A modified Johnson-Cook material model with strain gradient plasticity consideration for numerical simulation of cold spray process

Abstract

Owing to the low processing temperatures and subsequent minimal thermal residual stresses, cold spray (CS) process has significant potential as a fabrication route for freeform components, thus making it a prospective additive manufacturing technology. Cold spray experiments have been accompanied by systematic computational modeling to optimize the coating deposition conditions and predict the coating properties and thereby their performance. One of the most widely used plasticity models for the prediction of material behavior at a high strain rate is the Johnson-Cook (JC) model. However, the model's shortcomings at the strain rates experienced during cold spray lead to inaccuracies in the predictions. Still, it is predominantly used owing to its simplicity and rich material parameters database.

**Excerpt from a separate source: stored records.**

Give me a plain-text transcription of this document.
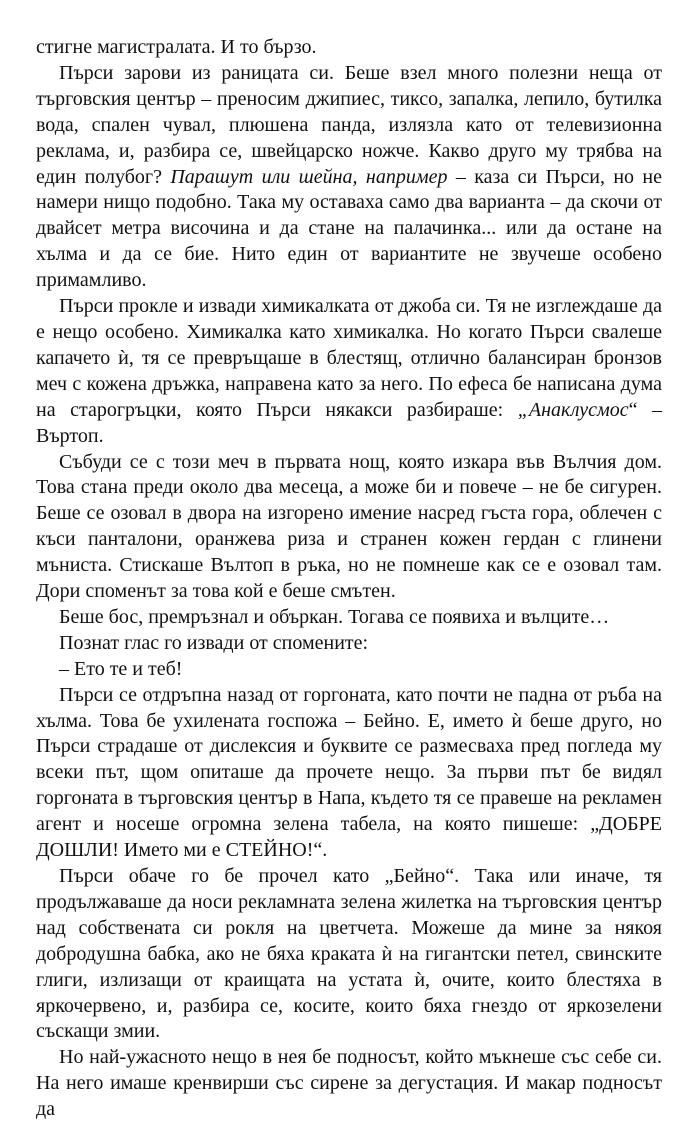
стигне магистралата. И то бързо.

Пърси зарови из раницата си. Беше взел много полезни неща от търговския център – преносим джипиес, тиксо, запалка, лепило, бутилка вода, спален чувал, плюшена панда, излязла като от телевизионна реклама, и, разбира се, швейцарско ножче. Какво друго му трябва на един полубог? Парашут или шейна, например – каза си Пърси, но не намери нищо подобно. Така му оставаха само два варианта – да скочи от двайсет метра височина и да стане на палачинка... или да остане на хълма и да се бие. Нито един от вариантите не звучеше особено примамливо.

Пърси прокле и извади химикалката от джоба си. Тя не изглеждаше да е нещо особено. Химикалка като химикалка. Но когато Пърси свалеше капачето ѝ, тя се превръщаше в блестящ, отлично балансиран бронзов меч с кожена дръжка, направена като за него. По ефеса бе написана дума на старогръцки, която Пърси някакси разбираше: „Анаклусмос“ – Въртоп.

Събуди се с този меч в първата нощ, която изкара във Вълчия дом. Това стана преди около два месеца, а може би и повече – не бе сигурен. Беше се озовал в двора на изгорено имение насред гъста гора, облечен с къси панталони, оранжева риза и странен кожен гердан с глинени мъниста. Стискаше Вълтоп в ръка, но не помнеше как се е озовал там. Дори споменът за това кой е беше смътен.

Беше бос, премръзнал и объркан. Тогава се появиха и вълците…

Познат глас го извади от спомените:

– Ето те и теб!

Пърси се отдръпна назад от горгоната, като почти не падна от ръба на хълма. Това бе ухилената госпожа – Бейно. Е, името ѝ беше друго, но Пърси страдаше от дислексия и буквите се размесваха пред погледа му всеки път, щом опиташе да прочете нещо. За първи път бе видял горгоната в търговския център в Напа, където тя се правеше на рекламен агент и носеше огромна зелена табела, на която пишеше: „ДОБРЕ ДОШЛИ! Името ми е СТЕЙНО!“.

Пърси обаче го бе прочел като „Бейно“. Така или иначе, тя продължаваше да носи рекламната зелена жилетка на търговския център над собствената си рокля на цветчета. Можеше да мине за някоя добродушна бабка, ако не бяха краката ѝ на гигантски петел, свинските глиги, излизащи от краищата на устата ѝ, очите, които блестяха в яркочервено, и, разбира се, косите, които бяха гнездо от яркозелени съскащи змии.

Но най-ужасното нещо в нея бе подносът, който мъкнеше със себе си. На него имаше кренвирши със сирене за дегустация. И макар подносът да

In this study, we have developed a modified form of the JC model to account for the viscous regimes experienced at high strain rates, which takes a simple mathematical form with less adjustable material parameters than previous modifications of the JC model. Subsequently, considering the inhomogeneous particle deformation in the presence of jetting, a strain gradient plasticity (SGP) consideration applicable to cold spray has been proposed. The predictions obtained from numerical simulations using the newly developed material model are found to be in good agreement with the cold spray experimental results. The new material model along with the SGP consideration developed in this study offers a critical new asset in numerical modeling of cold spray.